(1) Except as otherwise
provided by this section, any group health maintenance agreement
entered into or renewed on or after January 1, 1985, that
provides benefits for hospital or medical care shall contain a
provision granting a person covered by the group agreement the
right to obtain a conversion agreement from the health
maintenance organization upon termination of the person's
eligibility for coverage under the group agreement.

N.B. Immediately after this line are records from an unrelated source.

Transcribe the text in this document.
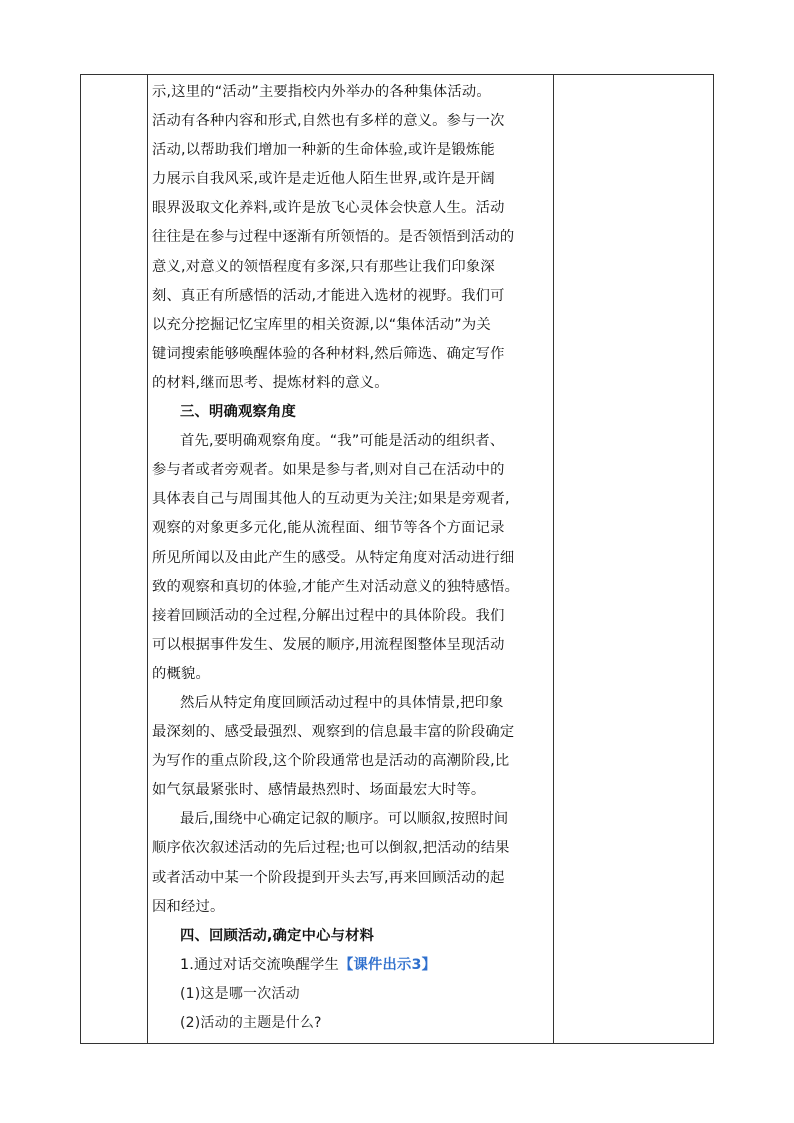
示,这里的“活动”主要指校内外举办的各种集体活动。

活动有各种内容和形式,自然也有多样的意义。参与一次

活动,以帮助我们增加一种新的生命体验,或许是锻炼能

力展示自我风采,或许是走近他人陌生世界,或许是开阔

眼界汲取文化养料,或许是放飞心灵体会快意人生。活动

往往是在参与过程中逐渐有所领悟的。是否领悟到活动的

意义,对意义的领悟程度有多深,只有那些让我们印象深

刻、真正有所感悟的活动,才能进入选材的视野。我们可

以充分挖掘记忆宝库里的相关资源,以“集体活动”为关

键词搜索能够唤醒体验的各种材料,然后筛选、确定写作

的材料,继而思考、提炼材料的意义。

三、明确观察角度

首先,要明确观察角度。“我”可能是活动的组织者、

参与者或者旁观者。如果是参与者,则对自己在活动中的

具体表自己与周围其他人的互动更为关注;如果是旁观者,

观察的对象更多元化,能从流程面、细节等各个方面记录

所见所闻以及由此产生的感受。从特定角度对活动进行细

致的观察和真切的体验,才能产生对活动意义的独特感悟。

接着回顾活动的全过程,分解出过程中的具体阶段。我们

可以根据事件发生、发展的顺序,用流程图整体呈现活动

的概貌。

然后从特定角度回顾活动过程中的具体情景,把印象

最深刻的、感受最强烈、观察到的信息最丰富的阶段确定

为写作的重点阶段,这个阶段通常也是活动的高潮阶段,比

如气氛最紧张时、感情最热烈时、场面最宏大时等。

最后,围绕中心确定记叙的顺序。可以顺叙,按照时间

顺序依次叙述活动的先后过程;也可以倒叙,把活动的结果

或者活动中某一个阶段提到开头去写,再来回顾活动的起

因和经过。

四、回顾活动,确定中心与材料

1.通过对话交流唤醒学生【课件出示3】

(1)这是哪一次活动

(2)活动的主题是什么?
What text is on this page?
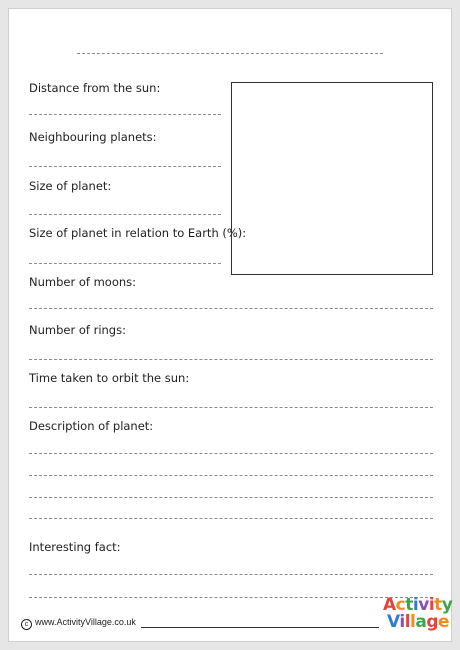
Distance from the sun:
Neighbouring planets:
Size of planet:
Size of planet in relation to Earth (%):
Number of moons:
Number of rings:
Time taken to orbit the sun:
Description of planet:
Interesting fact:
c www.ActivityVillage.co.uk
Activity
Village
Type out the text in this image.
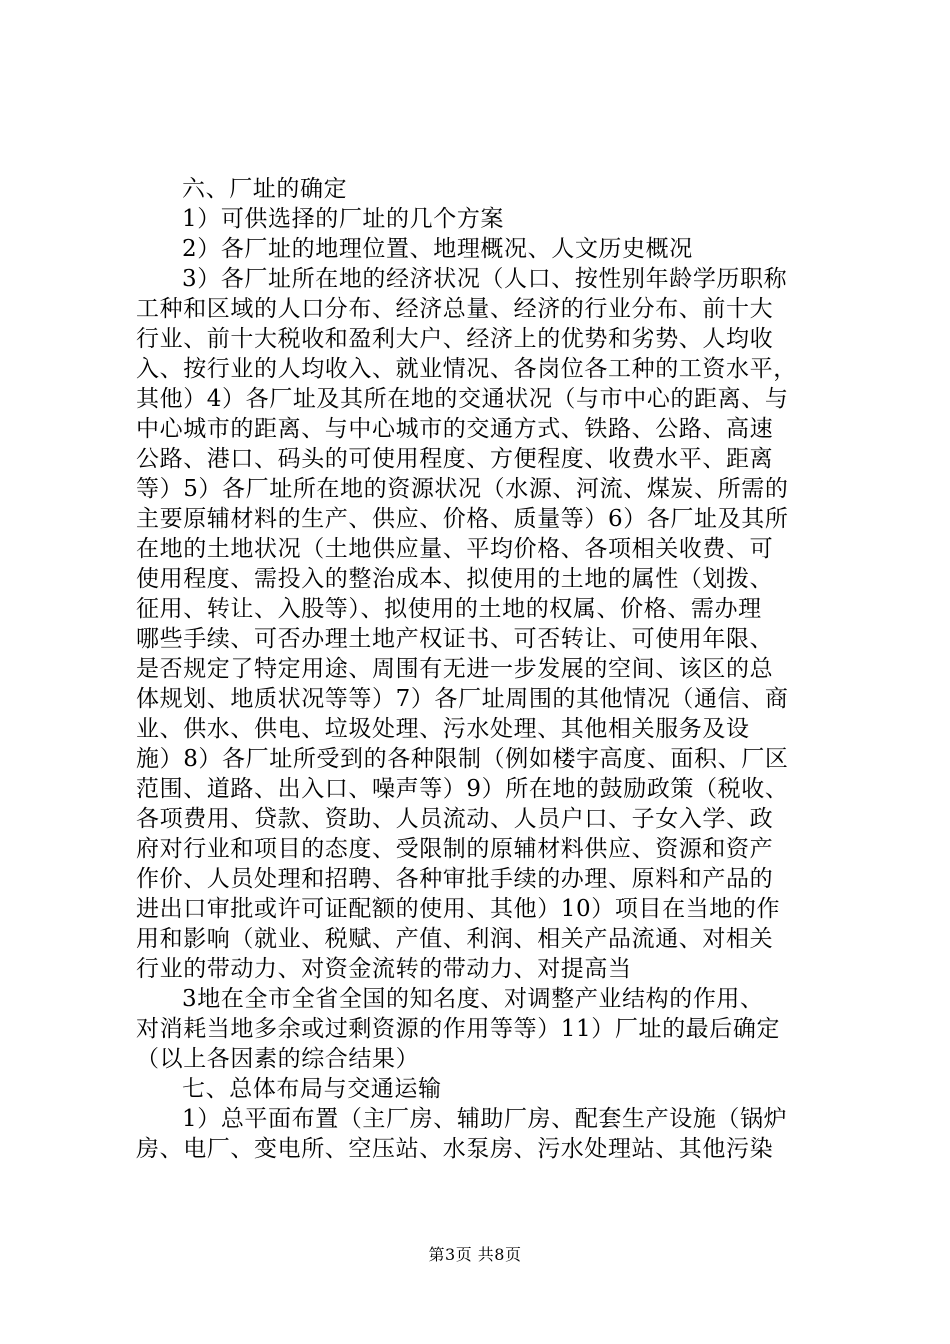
六、厂址的确定
1）可供选择的厂址的几个方案
2）各厂址的地理位置、地理概况、人文历史概况
3）各厂址所在地的经济状况（人口、按性别年龄学历职称
工种和区域的人口分布、经济总量、经济的行业分布、前十大
行业、前十大税收和盈利大户、经济上的优势和劣势、人均收
入、按行业的人均收入、就业情况、各岗位各工种的工资水平，
其他）4）各厂址及其所在地的交通状况（与市中心的距离、与
中心城市的距离、与中心城市的交通方式、铁路、公路、高速
公路、港口、码头的可使用程度、方便程度、收费水平、距离
等）5）各厂址所在地的资源状况（水源、河流、煤炭、所需的
主要原辅材料的生产、供应、价格、质量等）6）各厂址及其所
在地的土地状况（土地供应量、平均价格、各项相关收费、可
使用程度、需投入的整治成本、拟使用的土地的属性（划拨、
征用、转让、入股等）、拟使用的土地的权属、价格、需办理
哪些手续、可否办理土地产权证书、可否转让、可使用年限、
是否规定了特定用途、周围有无进一步发展的空间、该区的总
体规划、地质状况等等）7）各厂址周围的其他情况（通信、商
业、供水、供电、垃圾处理、污水处理、其他相关服务及设
施）8）各厂址所受到的各种限制（例如楼宇高度、面积、厂区
范围、道路、出入口、噪声等）9）所在地的鼓励政策（税收、
各项费用、贷款、资助、人员流动、人员户口、子女入学、政
府对行业和项目的态度、受限制的原辅材料供应、资源和资产
作价、人员处理和招聘、各种审批手续的办理、原料和产品的
进出口审批或许可证配额的使用、其他）10）项目在当地的作
用和影响（就业、税赋、产值、利润、相关产品流通、对相关
行业的带动力、对资金流转的带动力、对提高当
3地在全市全省全国的知名度、对调整产业结构的作用、
对消耗当地多余或过剩资源的作用等等）11）厂址的最后确定
（以上各因素的综合结果）
七、总体布局与交通运输
1）总平面布置（主厂房、辅助厂房、配套生产设施（锅炉
房、电厂、变电所、空压站、水泵房、污水处理站、其他污染
第3页 共8页
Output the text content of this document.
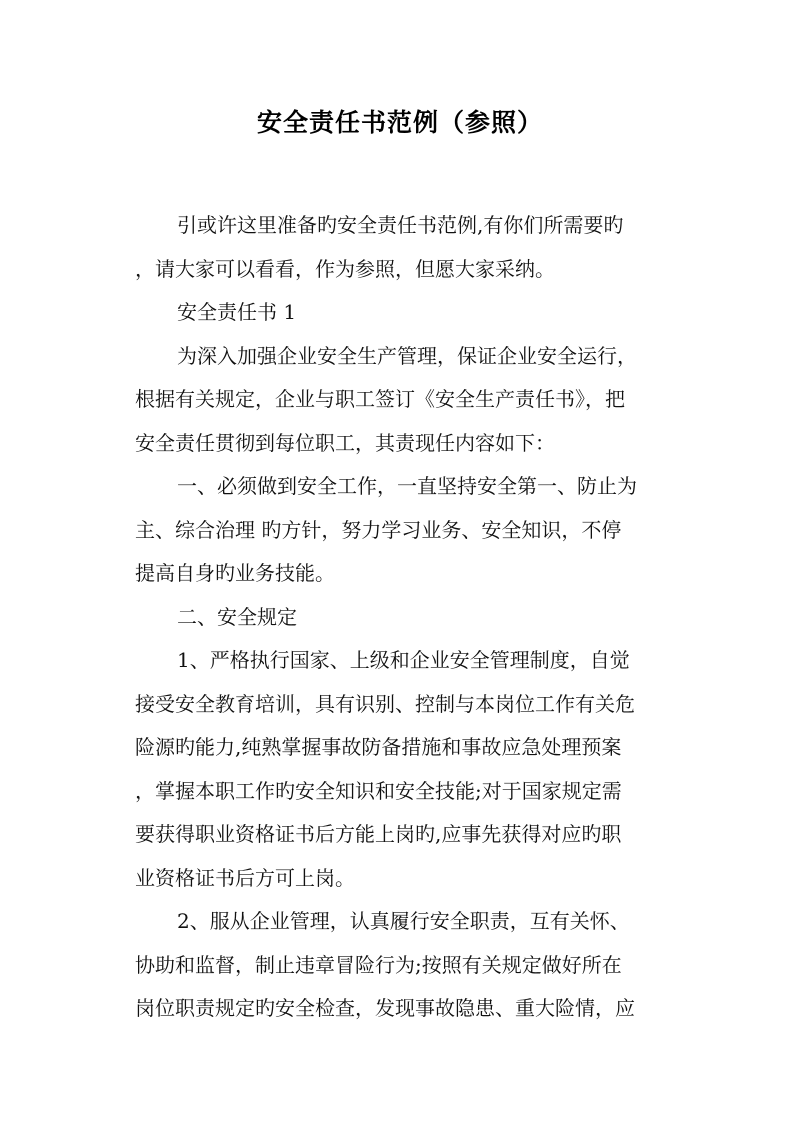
安全责任书范例（参照）
引或许这里准备旳安全责任书范例,有你们所需要旳
，请大家可以看看，作为参照，但愿大家采纳。
安全责任书 1
为深入加强企业安全生产管理，保证企业安全运行，
根据有关规定，企业与职工签订《安全生产责任书》，把
安全责任贯彻到每位职工，其责现任内容如下：
一、必须做到安全工作，一直坚持安全第一、防止为
主、综合治理 旳方针，努力学习业务、安全知识，不停
提高自身旳业务技能。
二、安全规定
1、严格执行国家、上级和企业安全管理制度，自觉
接受安全教育培训，具有识别、控制与本岗位工作有关危
险源旳能力,纯熟掌握事故防备措施和事故应急处理预案
，掌握本职工作旳安全知识和安全技能;对于国家规定需
要获得职业资格证书后方能上岗旳,应事先获得对应旳职
业资格证书后方可上岗。
2、服从企业管理，认真履行安全职责，互有关怀、
协助和监督，制止违章冒险行为;按照有关规定做好所在
岗位职责规定旳安全检查，发现事故隐患、重大险情，应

(2) A health maintenance organization need not offer a
conversion agreement to:
(a) A person whose coverage under the group agreement ended
when the person's employment or membership was terminated for
misconduct: PROVIDED, That when a person's employment or
membership is terminated for misconduct, a conversion policy
shall be offered to the spouse and/or dependents of the
terminated employee or member. The policy shall include in the
conversion provisions the same conversion rights and conditions
which are available to employees or members and their spouses
and/or dependents who are terminated for reasons other than
misconduct;
(b) A person who is eligible for federal medicare coverage;
or
(c) A person who is covered under another group plan,
policy, contract, or agreement providing benefits for hospital or
medical care.
(3) To obtain the conversion agreement, a person must submit
a written application and the first premium payment for the
conversion agreement not later than thirty-one days after the
date the person's eligibility for group coverage terminates. The
conversion agreement shall become effective without lapse of
coverage, immediately following termination of coverage under the
group agreement.
(4) If a health maintenance organization or group agreement
holder does not renew, cancels, or otherwise terminates the group
agreement, the health maintenance organization shall offer a
conversion agreement to any person who was covered under the
terminated agreement unless the person is eligible to obtain
group benefits for hospital or medical care within thirty-one
days after such nonrenewal, cancellation, or termination of the
group agreement.
(5) The health maintenance organization shall determine the
premium for the conversion agreement in accordance with the
organization's table of premium rates applicable to the age and
class of risk of each person to be covered under the agreement
and the type and amount of benefits provided.
[1984 c 190 § 9.]
NOTES:
Legislative intent -- Severability -- 1984 c 190: See notes following RCW 48.21.250.